为E. akaara设计的物种特异性检测方法完全优化，扩增效率达到95.7%，标准曲线Y轴截距为39.6个循环。该方法的LOD和LOQ分别为每个反应3.71个拷贝和30个拷贝。在包括近缘种、人类及宠物基因组DNA在内的所有非目标样本中，40个qPCR循环内均未发现非特异性扩增。野外验证实验在所有qPCR重复中均产生阳性扩增，但所有扩增样本的每个反应eDNA拷贝数均低于LOD，eDNA浓度一致为14.6±0.694拷贝/升。

所有阴性对照（包括实验前样本、实验期间阴性对照和qPCR无模板对照）中均未检测到E. akaaraeDNA。两条E. akaara个体被引入实验水箱后，eDNA浓度迅速积累，在t= 4.5小时时即观察到高拷贝数。eDNA浓度在鱼移除前保持稳定，稳态浓度（25.5–71小时期间）计算为4.14×10⁵±2.68×10⁴（标准误）拷贝/升。鱼被移除后，eDNA浓度立即下降，在50.5小时后每个反应的拷贝数降至LOQ水平以下。

测得衰减速率常数为0.131±0.0111（标准误）/小时。据此计算，释放速率为每尾鱼每小时1.85×10⁷±1.96×10⁶（传播误差）拷贝，或按生物量计算为每克每小时1.94×10⁴±2.07×10³拷贝。eDNA半衰期（T_1/2）为5.29小时。
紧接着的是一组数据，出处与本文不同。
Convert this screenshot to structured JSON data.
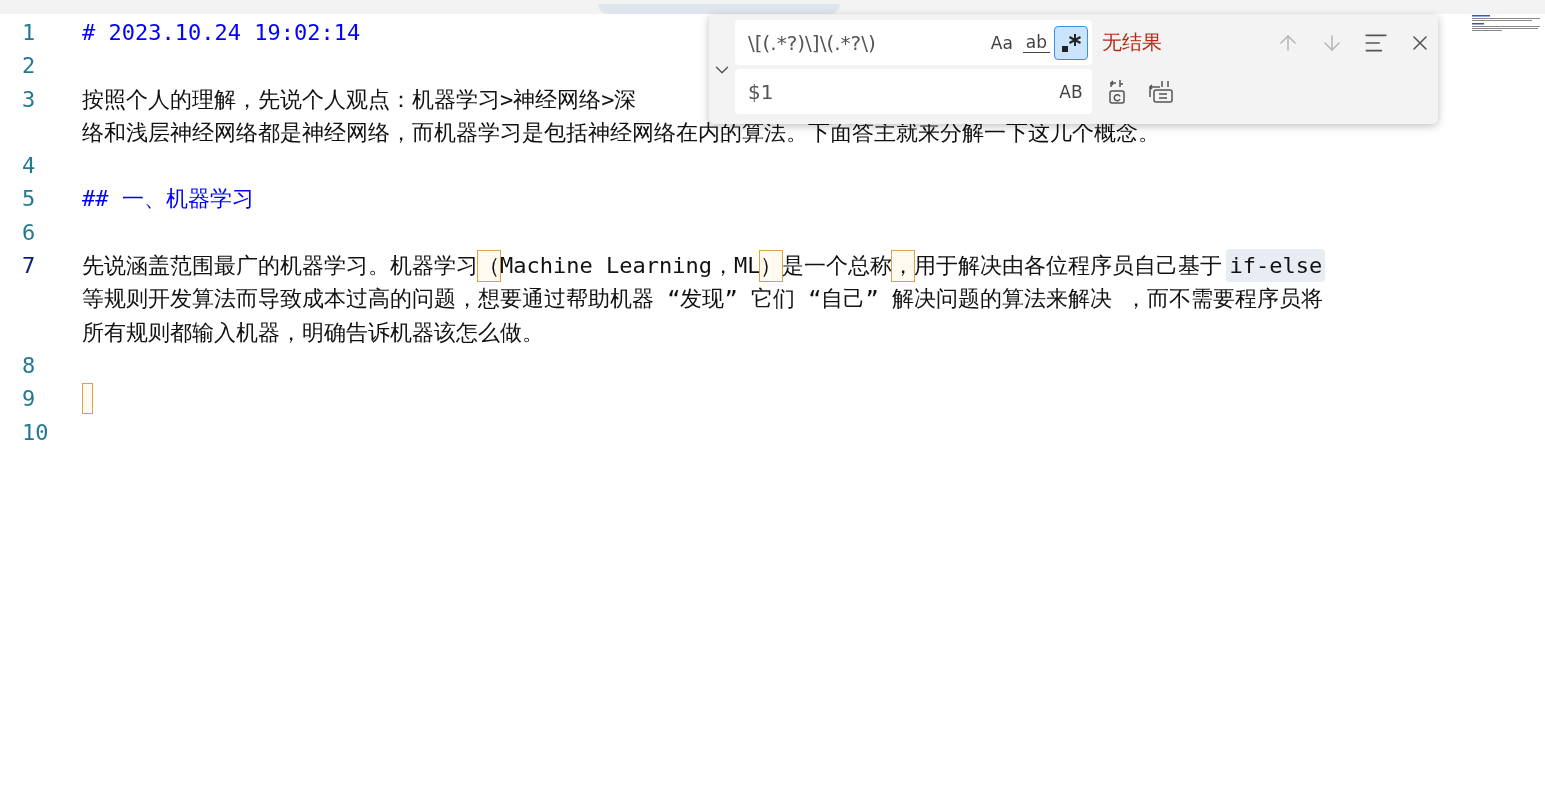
{
  "tab_bar": {
    "selected_tab": true
  },
  "lines": [
    {
      "number": "1",
      "current": false,
      "rows": [
        [
          {
            "kind": "heading",
            "text": "# 2023.10.24 19:02:14"
          }
        ]
      ]
    },
    {
      "number": "2",
      "current": false
    },
    {
      "number": "3",
      "current": false,
      "rows": [
        [
          {
            "kind": "text",
            "text": "按照个人的理解，先说个人观点：机器学习>神经网络>深"
          }
        ],
        [
          {
            "kind": "text",
            "text": "络和浅层神经网络都是神经网络，而机器学习是包括神经网络在内的算法。下面答主就来分解一下这几个概念。"
          }
        ]
      ]
    },
    {
      "number": "4",
      "current": false
    },
    {
      "number": "5",
      "current": false,
      "rows": [
        [
          {
            "kind": "heading",
            "text": "## 一、机器学习"
          }
        ]
      ]
    },
    {
      "number": "6",
      "current": false
    },
    {
      "number": "7",
      "current": true,
      "rows": [
        [
          {
            "kind": "text",
            "text": "先说涵盖范围最广的机器学习。机器学习"
          },
          {
            "kind": "boxed",
            "text": "（"
          },
          {
            "kind": "text",
            "text": "Machine Learning，ML"
          },
          {
            "kind": "boxed",
            "text": "）"
          },
          {
            "kind": "text",
            "text": "是一个总称"
          },
          {
            "kind": "boxed",
            "text": "，"
          },
          {
            "kind": "text",
            "text": "用于解决由各位程序员自己基于 "
          },
          {
            "kind": "code",
            "text": "if-else"
          }
        ],
        [
          {
            "kind": "text",
            "text": "等规则开发算法而导致成本过高的问题，想要通过帮助机器 “发现” 它们 “自己” 解决问题的算法来解决 ，而不需要程序员将"
          }
        ],
        [
          {
            "kind": "text",
            "text": "所有规则都输入机器，明确告诉机器该怎么做。"
          }
        ]
      ]
    },
    {
      "number": "8",
      "current": false
    },
    {
      "number": "9",
      "current": false,
      "cursor": true
    },
    {
      "number": "10",
      "current": false
    }
  ],
  "find_widget": {
    "expanded": true,
    "find": {
      "value": "\\[(.*?)\\]\\(.*?\\)",
      "options": [
        {
          "kind": "case",
          "label": "Aa",
          "selected": false
        },
        {
          "kind": "word",
          "label": "ab",
          "selected": false
        },
        {
          "kind": "regex",
          "selected": true
        }
      ]
    },
    "result": "无结果",
    "prev_disabled": true,
    "next_disabled": true,
    "replace": {
      "value": "$1",
      "preserve_case": {
        "label": "AB",
        "selected": false
      }
    }
  }
}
所有阴性对照（现场阴性对照、提取阴性对照和qPCR无模板对照）均无扩增。在空间和时间尺度上采集的绝大多数环境过滤海水样本中均未检测到E. akaaraeDNA。仅在88个样本中的6个（6.82%）检测到极微量的eDNA，且所有情况下浓度均低于LOD。计算得出的每个反应拷贝数在0.94–1.63之间。这些样本的检测概率也非常低，大多数情况下只有5次qPCR技术重复中的1次产生扩增。总体而言，仅在11个不同地点中的4个，在所有采样季节（2022年5月除外）检测到E. akaaraeDNA的微量痕迹。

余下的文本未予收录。